Я понуро свернул листы проекта и упаковал их в тубус. Тихо попрощавшись, я вышел во двор института и закурил на скамейке. Дела мои обстояли плохо. Около меня лежала газета с заметкой о пожаре в ГИТИСе. Лучше бы Архитектурный сгорел, к чёртовой матери! Я стал обдумывать план поджога, потому что думать о чём-то другом было совсем скверно.

Н.П. вышел из института, весело постукивая тросточкой. Завидев меня, он подошёл и присел рядом.

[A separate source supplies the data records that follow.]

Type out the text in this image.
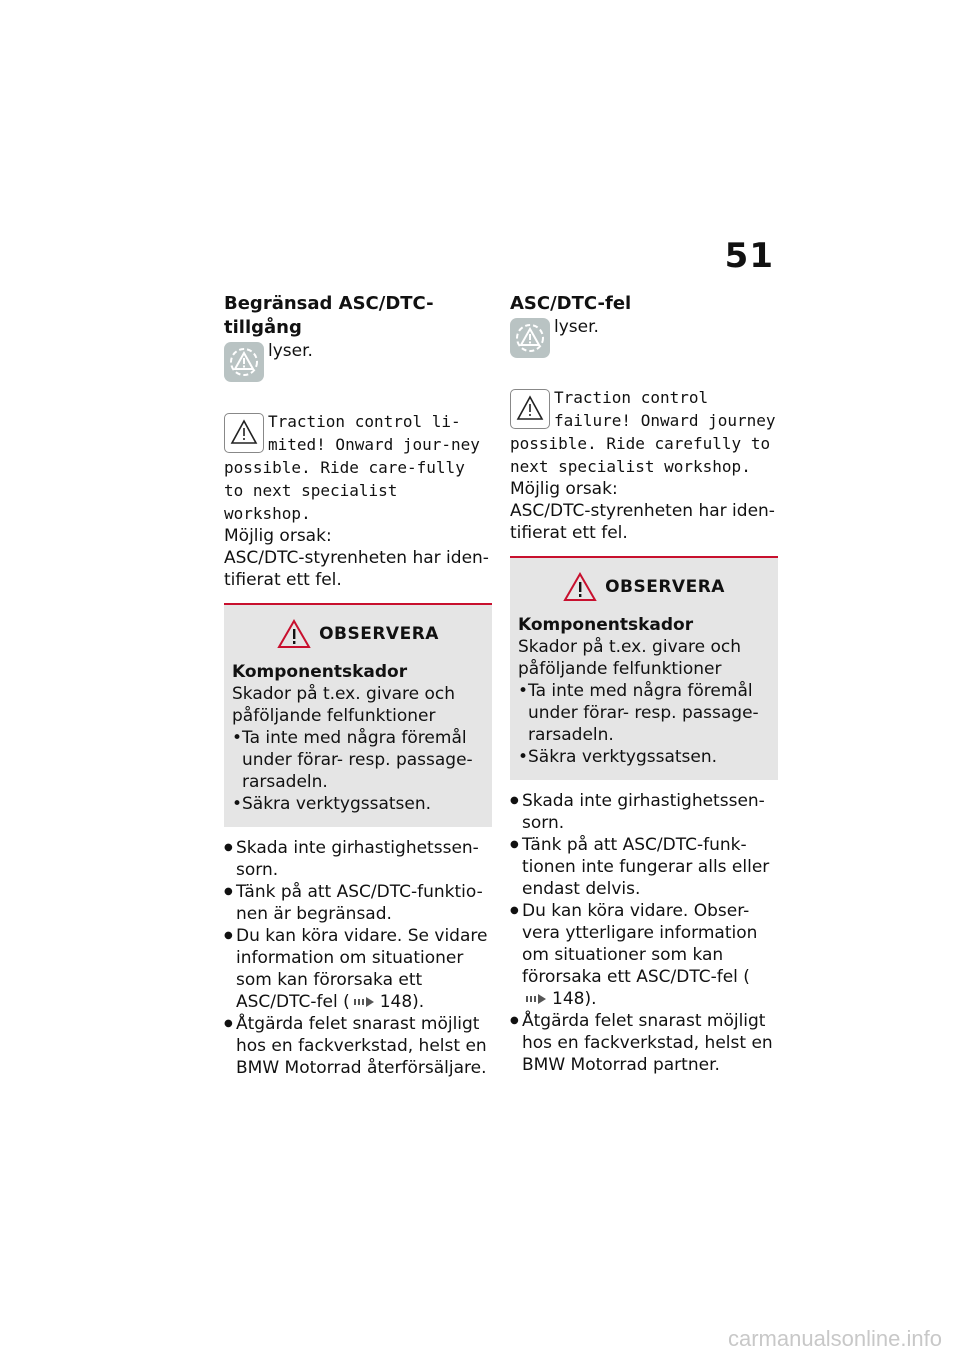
51
Begränsad ASC/DTC-tillgång
lyser.

Traction control li-mited! Onward jour-ney possible. Ride care-fully to next specialist workshop.

Möjlig orsak:

ASC/DTC-styrenheten har iden-tifierat ett fel.

OBSERVERA
Komponentskador
Skador på t.ex. givare och påföljande felfunktioner
• Ta inte med några föremål under förar- resp. passage-rarsadeln.
• Säkra verktygssatsen.
● Skada inte girhastighetssen-sorn.
● Tänk på att ASC/DTC-funktio-nen är begränsad.
● Du kan köra vidare. Se vidare information om situationer som kan förorsaka ett ASC/DTC-fel ( 148).
● Åtgärda felet snarast möjligt hos en fackverkstad, helst en BMW Motorrad återförsäljare.
ASC/DTC-fel
lyser.

Traction control failure! Onward journey possible. Ride carefully to next specialist workshop.

Möjlig orsak:

ASC/DTC-styrenheten har iden-tifierat ett fel.

OBSERVERA
Komponentskador
Skador på t.ex. givare och påföljande felfunktioner
• Ta inte med några föremål under förar- resp. passage-rarsadeln.
• Säkra verktygssatsen.
● Skada inte girhastighetssen-sorn.
● Tänk på att ASC/DTC-funk-tionen inte fungerar alls eller endast delvis.
● Du kan köra vidare. Obser-vera ytterligare information om situationer som kan förorsaka ett ASC/DTC-fel (148).
● Åtgärda felet snarast möjligt hos en fackverkstad, helst en BMW Motorrad partner.
carmanualsonline.info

– Слушайте, я вам помогу. Вижу, талант у вас есть, просто амбиции не в коня корм. Не хочу, чтобы у вас были какие-то проблемы, ещё зарубят на защите... В общем, есть у меня старые черновики, там только до ума довести. Экологически чистый особняк.

Я понуро закивал.

– Понимаю, неудобно, плагиат, все дела. Но я же вам дарю идею. Не хочу, чтобы вы расстраивались. И вообще, слушайте, вам действительно не к лицу большие идеи. Нужно быть проще, утилитарнее. Теория малых дел, слышали про такое? Это как если вы, например, решили отравить человека – эффективнее подкармливать его ядом каждый день по чуть-чуть, чем вбухивать огромную порцию в одну тарелку супа. А вдруг он её не съест? А вдруг почует что-то неладное? Или, даже если съест, успеет вовремя вызвать врача. А так – тихонечко, здесь построил, там построил, и вот уже мир у нас в ловушке. Ну, мы с вами никого не отравляем, наоборот лечим, облагораживаем, но принцип тот же. В конце концов, врачи тоже назначают пациенту курс лечения, а не вкалывают всё лекарство одним шприцом, верно же?

Он некоторое время сидел, улыбаясь собственным мыслям.

– Ладно, – сказал Н.П., поднимаясь. – У меня сегодня ещё есть дела, а вы пока отдохните морально. А завтра созвонимся.